Maybe more like: the outer boundary of the set of all points within 2 units of the curve.

JJacquelin

Hi !
The formulas are here :
http://mathworld.wolfram.com/ParallelCurves.html

dodo

These formulas are producing offsets in directions normal to the curve. The reference to CAD software makes me think that the OP simply wants to translate the parabola. (Guesswork here.)

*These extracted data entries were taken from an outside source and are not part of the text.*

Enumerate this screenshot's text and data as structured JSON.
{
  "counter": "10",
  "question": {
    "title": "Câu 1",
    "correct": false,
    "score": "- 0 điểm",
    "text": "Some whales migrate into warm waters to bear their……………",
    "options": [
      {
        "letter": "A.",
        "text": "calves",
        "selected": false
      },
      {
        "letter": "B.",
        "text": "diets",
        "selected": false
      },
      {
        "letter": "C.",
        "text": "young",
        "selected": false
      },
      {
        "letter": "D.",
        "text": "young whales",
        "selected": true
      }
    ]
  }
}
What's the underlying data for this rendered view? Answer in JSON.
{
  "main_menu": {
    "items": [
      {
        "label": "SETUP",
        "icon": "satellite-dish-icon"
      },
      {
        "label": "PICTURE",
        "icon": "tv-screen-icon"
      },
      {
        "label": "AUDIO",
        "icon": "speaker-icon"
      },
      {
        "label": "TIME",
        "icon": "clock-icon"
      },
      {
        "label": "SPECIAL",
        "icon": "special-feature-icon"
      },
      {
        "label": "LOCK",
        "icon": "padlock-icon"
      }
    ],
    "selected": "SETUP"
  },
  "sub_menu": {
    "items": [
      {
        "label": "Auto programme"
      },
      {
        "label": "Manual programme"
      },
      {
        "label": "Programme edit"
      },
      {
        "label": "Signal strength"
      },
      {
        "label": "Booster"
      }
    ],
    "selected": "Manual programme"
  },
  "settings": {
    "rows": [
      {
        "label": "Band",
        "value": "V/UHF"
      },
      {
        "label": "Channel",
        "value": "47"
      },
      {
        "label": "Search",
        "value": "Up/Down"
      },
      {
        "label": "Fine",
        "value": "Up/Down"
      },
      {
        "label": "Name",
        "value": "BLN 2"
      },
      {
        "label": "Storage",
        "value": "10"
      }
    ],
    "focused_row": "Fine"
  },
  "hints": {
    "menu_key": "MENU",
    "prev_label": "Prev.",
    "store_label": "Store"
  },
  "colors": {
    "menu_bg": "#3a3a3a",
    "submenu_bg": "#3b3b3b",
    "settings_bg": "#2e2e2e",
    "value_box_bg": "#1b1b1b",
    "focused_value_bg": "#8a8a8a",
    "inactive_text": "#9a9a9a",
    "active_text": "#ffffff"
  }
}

In which case, a direction of translation should be specified. For example, to translate along the X-axis, you would add/subtract some constant "c" to "x":[tex]y = (x \mp c)^2[/tex]
To translate along the Y-axis, you add/subtract to "y":[tex]y = x^2 \pm c[/tex]
To translate in an arbitrary (straight-line) direction, you would do a combination of the above. If you want to translate "c" units in a direction determined by an angle "theta" (with respect to the positive X-axis), then the horizontal translation is [itex]c \cos \theta[/itex] and the vertical translation is [itex]c \sin \theta[/itex], leaving the formula as[tex]y = (x - c \cos \theta)^2 + c \sin \theta[/tex]
But yes, I agree with micromass than a picture would help to avoid guessing.

fortissimo

If you want to have your parabola precisely two units away from your orignal one, at every point, then you will not obtain a parabola. This would be equivalent to having a ball (with a given radius) rolling around at the perimeter of the parabola, noting the curve it traces out. For instance, for y1 = x^2 and y2 = x^2 + c the Euclidian distance between these two curves approaches zero as x tends to infinity, while the distance at x=0 is c. Scaling and translating the parabola will not produce the desired result either, since the parabolas will move farther apart as x tends to infinity.

zzinfinity

Thanks! That was exactly what I was looking for!